Capacity Building and Awareness-Raising
Through national collective actions, activities have taken place to increase awareness, develop capacity and improve the implementation of Farmers’ Rights in developing countries, including:
|National meetings on Farmers’ Rights||Capacity-Building Materials||Draft seed policies and laws|
GFAR actively supports the inclusion of Farmers’ Rights in international policies and research programs. Our work has already achieved considerable impact, in influencing Intellectual Assets principles of CGIAR to be more inclusive of Farmers’ Rights. The document “Achieving Farmers’ Rights in Practice. Mechanisms by which Centres of the CGIAR Consortium can Support the Development of Appropriate Policies and Procedures for the Recognition and Promotion of Farmers’ Rights” was submitted to the CGIAR Consortium and taken into consideration for the development of the CGIAR Principles on the Management of Intellectual Property Assets Approved.

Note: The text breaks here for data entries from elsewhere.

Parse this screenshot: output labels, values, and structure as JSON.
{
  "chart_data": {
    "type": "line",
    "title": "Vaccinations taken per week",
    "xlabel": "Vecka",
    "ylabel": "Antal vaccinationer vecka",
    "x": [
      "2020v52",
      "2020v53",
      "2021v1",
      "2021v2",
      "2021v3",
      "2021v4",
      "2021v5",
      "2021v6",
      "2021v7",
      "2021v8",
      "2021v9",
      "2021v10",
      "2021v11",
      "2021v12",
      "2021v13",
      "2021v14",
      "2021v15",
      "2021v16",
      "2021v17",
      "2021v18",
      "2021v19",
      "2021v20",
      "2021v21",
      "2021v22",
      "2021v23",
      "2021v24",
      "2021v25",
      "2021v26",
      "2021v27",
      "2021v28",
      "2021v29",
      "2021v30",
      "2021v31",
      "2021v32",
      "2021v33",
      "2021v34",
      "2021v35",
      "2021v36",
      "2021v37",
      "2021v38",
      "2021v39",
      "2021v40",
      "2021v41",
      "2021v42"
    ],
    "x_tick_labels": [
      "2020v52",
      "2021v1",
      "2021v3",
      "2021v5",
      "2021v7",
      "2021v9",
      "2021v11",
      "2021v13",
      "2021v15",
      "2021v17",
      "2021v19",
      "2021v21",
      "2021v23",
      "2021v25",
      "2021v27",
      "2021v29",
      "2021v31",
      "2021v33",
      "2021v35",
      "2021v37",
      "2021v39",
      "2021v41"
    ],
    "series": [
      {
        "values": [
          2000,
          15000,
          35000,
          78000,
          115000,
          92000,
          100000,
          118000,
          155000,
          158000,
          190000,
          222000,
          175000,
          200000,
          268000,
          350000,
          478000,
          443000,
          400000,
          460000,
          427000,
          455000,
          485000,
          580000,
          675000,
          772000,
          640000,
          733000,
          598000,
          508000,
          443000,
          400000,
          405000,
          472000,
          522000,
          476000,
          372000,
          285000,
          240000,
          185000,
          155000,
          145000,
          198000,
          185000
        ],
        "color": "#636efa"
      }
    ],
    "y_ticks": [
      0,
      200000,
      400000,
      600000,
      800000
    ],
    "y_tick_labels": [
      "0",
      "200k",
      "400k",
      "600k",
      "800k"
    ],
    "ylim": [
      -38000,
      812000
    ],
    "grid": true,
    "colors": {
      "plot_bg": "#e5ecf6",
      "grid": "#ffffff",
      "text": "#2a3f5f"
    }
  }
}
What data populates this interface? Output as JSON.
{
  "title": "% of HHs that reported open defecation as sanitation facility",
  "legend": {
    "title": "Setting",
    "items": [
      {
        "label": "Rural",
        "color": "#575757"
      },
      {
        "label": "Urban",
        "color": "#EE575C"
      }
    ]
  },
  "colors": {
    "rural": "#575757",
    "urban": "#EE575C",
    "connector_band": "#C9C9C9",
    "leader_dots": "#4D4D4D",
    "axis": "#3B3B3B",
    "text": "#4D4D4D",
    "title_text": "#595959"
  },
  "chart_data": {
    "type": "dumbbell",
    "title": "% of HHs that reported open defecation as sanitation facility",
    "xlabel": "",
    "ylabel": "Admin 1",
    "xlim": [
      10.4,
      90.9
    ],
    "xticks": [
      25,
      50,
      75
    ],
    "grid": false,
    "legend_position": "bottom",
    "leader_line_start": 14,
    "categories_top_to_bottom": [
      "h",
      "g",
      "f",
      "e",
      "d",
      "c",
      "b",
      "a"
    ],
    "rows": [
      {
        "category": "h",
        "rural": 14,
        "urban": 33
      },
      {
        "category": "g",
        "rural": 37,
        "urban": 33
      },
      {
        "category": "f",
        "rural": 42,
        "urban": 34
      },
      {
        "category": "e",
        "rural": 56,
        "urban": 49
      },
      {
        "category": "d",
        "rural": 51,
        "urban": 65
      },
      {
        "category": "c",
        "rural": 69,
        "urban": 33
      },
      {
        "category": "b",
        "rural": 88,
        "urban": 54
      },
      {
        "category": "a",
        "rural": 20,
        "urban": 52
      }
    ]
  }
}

This work in policy reform is delivered in direct partnership with the International Treaty on Plant Genetic Resources for Food and Agriculture, the Commission on Genetic Resources for Food and Agriculture and a wide range of farmers’ organizations and national and regional bodies.
In addition, through the Diversity for Development Alliance, a wide range of GFAR stakeholders are promoting the sustainable development and use of under-utilized species. This work also cross-links with the multi-stakeholder Global Horticulture Initiative, promoting research and development of vital, horticultural crops. The Global Forum has been a principal supporter of GlobalHort since its inception.